I know someone is going to tell me I’m just “doing it wrong”, or bragging but, I’ve written some *extremely basic* code this week with an LLM (I know I know, but it was mandated that I *try*).

I am absolutely certain I could have written this faster myself.

“Yes hello, I would like to wait ~2 minutes for you to generate a code change I could have done in seconds with the built-in refactoring tool of any modern IDE” is truly a statement dreamt up by the utterly deranged.

Feeling super “accelerated” as I sit here… patiently waiting… shitposting on the internet… instead of doing the work I could have been doing.

But hey, those tokens won’t use up themselves!

Oh phew, someone else on the team built a “Slop Detection” “skill” for the LLM so now it will magically stop being a statistical model and instead be a statistical model with ✨ slightly different inputs ✨.

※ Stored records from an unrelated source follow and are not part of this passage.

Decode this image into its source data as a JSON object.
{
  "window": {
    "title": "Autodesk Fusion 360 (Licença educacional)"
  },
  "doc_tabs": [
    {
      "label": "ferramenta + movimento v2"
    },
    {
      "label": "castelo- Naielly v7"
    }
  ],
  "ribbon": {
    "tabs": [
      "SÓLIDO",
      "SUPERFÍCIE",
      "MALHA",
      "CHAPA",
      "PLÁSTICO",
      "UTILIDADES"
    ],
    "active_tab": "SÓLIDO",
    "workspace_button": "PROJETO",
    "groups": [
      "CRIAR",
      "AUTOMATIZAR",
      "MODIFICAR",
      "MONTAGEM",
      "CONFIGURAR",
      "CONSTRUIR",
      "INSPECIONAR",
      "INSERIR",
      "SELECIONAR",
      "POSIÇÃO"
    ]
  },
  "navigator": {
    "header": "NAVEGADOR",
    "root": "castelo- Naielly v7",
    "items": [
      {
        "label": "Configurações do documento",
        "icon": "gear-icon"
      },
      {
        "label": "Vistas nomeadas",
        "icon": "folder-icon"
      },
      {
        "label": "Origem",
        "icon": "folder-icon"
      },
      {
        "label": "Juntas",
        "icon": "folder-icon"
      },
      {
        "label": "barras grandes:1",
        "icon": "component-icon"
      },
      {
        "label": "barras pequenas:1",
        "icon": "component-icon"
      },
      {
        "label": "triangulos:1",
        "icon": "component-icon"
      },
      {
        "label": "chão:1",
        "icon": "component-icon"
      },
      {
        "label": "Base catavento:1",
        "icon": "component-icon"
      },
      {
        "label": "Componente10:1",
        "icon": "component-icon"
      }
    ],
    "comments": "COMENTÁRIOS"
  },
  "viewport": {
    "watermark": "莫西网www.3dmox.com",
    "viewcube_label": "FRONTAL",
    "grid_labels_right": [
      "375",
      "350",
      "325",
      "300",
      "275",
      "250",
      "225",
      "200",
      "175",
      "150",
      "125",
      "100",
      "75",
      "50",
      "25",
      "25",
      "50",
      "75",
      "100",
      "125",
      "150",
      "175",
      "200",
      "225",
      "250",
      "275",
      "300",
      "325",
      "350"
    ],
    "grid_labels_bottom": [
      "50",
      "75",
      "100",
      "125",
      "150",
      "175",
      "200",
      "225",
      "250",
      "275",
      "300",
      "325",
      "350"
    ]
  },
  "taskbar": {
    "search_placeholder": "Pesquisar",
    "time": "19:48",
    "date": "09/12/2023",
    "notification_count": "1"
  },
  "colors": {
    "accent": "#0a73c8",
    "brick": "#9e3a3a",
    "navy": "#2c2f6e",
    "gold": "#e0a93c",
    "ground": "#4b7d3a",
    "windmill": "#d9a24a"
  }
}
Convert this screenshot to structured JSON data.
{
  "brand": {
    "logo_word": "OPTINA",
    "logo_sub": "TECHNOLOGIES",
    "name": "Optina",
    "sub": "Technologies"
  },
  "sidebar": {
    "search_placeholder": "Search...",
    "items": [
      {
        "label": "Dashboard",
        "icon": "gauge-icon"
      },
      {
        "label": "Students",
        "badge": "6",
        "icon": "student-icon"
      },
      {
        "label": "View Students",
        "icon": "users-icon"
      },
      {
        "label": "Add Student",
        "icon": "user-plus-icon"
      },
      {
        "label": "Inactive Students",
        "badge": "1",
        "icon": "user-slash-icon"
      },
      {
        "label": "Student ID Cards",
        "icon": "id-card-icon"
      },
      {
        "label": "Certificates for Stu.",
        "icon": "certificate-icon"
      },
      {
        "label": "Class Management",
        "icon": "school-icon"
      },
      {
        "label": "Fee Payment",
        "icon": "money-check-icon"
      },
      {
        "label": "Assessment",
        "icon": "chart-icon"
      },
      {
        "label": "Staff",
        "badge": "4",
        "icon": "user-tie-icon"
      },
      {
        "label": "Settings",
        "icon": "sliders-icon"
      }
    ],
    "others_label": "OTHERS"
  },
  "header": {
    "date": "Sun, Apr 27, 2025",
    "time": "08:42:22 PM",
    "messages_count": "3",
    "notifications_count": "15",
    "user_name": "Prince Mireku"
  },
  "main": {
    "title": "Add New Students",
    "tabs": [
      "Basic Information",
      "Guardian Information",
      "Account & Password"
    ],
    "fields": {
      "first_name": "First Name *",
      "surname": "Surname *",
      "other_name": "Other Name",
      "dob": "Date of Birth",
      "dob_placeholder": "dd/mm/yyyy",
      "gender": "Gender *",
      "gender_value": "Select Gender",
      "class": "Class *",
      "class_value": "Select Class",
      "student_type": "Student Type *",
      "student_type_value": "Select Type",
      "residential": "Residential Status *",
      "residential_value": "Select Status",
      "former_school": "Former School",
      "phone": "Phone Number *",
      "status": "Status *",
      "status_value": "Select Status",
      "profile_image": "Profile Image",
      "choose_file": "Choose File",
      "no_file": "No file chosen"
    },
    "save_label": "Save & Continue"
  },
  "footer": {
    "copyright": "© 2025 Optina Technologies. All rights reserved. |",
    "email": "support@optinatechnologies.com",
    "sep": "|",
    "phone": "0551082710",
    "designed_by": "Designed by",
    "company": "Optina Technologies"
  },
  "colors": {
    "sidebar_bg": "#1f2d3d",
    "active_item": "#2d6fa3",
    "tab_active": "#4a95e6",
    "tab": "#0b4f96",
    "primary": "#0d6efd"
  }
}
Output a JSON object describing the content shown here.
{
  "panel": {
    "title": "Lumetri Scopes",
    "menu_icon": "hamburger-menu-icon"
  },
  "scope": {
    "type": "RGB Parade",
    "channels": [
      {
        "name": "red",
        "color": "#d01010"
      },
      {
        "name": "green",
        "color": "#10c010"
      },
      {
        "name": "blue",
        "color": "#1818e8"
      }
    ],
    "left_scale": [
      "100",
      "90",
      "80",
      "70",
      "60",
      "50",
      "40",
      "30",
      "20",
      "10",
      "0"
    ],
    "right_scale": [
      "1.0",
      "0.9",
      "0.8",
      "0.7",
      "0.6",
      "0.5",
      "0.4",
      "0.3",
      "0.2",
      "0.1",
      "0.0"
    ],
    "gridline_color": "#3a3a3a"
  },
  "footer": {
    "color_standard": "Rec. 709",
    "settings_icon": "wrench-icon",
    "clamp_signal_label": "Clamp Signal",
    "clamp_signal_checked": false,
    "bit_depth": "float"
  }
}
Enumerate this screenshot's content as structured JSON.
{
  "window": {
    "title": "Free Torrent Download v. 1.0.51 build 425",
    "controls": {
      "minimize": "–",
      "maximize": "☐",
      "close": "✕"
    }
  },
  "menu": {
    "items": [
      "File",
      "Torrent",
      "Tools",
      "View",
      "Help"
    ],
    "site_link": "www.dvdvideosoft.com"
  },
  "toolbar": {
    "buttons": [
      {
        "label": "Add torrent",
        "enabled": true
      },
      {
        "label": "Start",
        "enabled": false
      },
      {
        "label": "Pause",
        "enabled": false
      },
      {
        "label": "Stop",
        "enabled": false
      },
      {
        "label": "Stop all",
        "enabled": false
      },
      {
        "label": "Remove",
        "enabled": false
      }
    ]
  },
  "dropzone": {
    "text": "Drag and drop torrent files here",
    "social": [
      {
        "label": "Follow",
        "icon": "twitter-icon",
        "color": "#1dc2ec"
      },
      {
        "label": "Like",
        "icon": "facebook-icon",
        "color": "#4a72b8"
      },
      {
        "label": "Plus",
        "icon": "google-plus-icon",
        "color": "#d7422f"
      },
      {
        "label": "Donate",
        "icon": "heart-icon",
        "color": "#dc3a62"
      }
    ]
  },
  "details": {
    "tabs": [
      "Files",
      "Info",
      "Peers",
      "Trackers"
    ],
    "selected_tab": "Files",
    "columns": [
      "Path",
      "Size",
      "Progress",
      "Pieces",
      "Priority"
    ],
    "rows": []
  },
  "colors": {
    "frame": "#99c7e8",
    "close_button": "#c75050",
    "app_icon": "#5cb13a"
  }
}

Thank you kind stranger, I couldn’t have done it without you.

Okay I actually timed it: 8 minutes and 40 seconds to delete 13 lines and add 4.

I sure hope my promotion prospects aren’t based on lines of code / hour, or I’m in real trouble compared to my baseline.

But it’s okay, because the LLM promises those 17 lines changes aren’t slop. It spent 3 minutes making sure they aren’t slop.

Motherfucker, I could have told you in 0.3 seconds.

“Oh but the real speed gains come from having swarms of them working in parallel”:

1. Conservatively, at this rate I would need 20 “agents” working in parallel to get the speed anywhere near my level.

2. I don’t have 20 changes I want to make to my code, so that isn’t plausible.

3. Have you tried integrating 20 merge conflicts? Hint: It takes longer than you think. But okay, we can just account for that additional slowdown by having *40* agents work in parallel except then we need to integra…

4. Sam Altman’s panties are wet just thinking about you paying for a swarm of agents. And I for one don’t want that image in my head.

“Auto generate your tests” they say. “At least skip doing the boring part”:

1. The tests are the fun part of TDD, thank you very much.

2. These tests are… about what I would expect from a very junior dev. They cover *maybe* 20% of the actual code paths.

@philip this is one case where “AI” can help a bit. I took over a test-free codebase, and getting a few tests in place was a useful crutch to get some semblance of a safety net in place quickly. The tests are naive and repetitious, but give me a toe hold, and the sooner I replace or delete them the better. TDD’s benefits aren’t just the tests, and it saddens me that so many developers don’t think beyond that, or so it seems to me.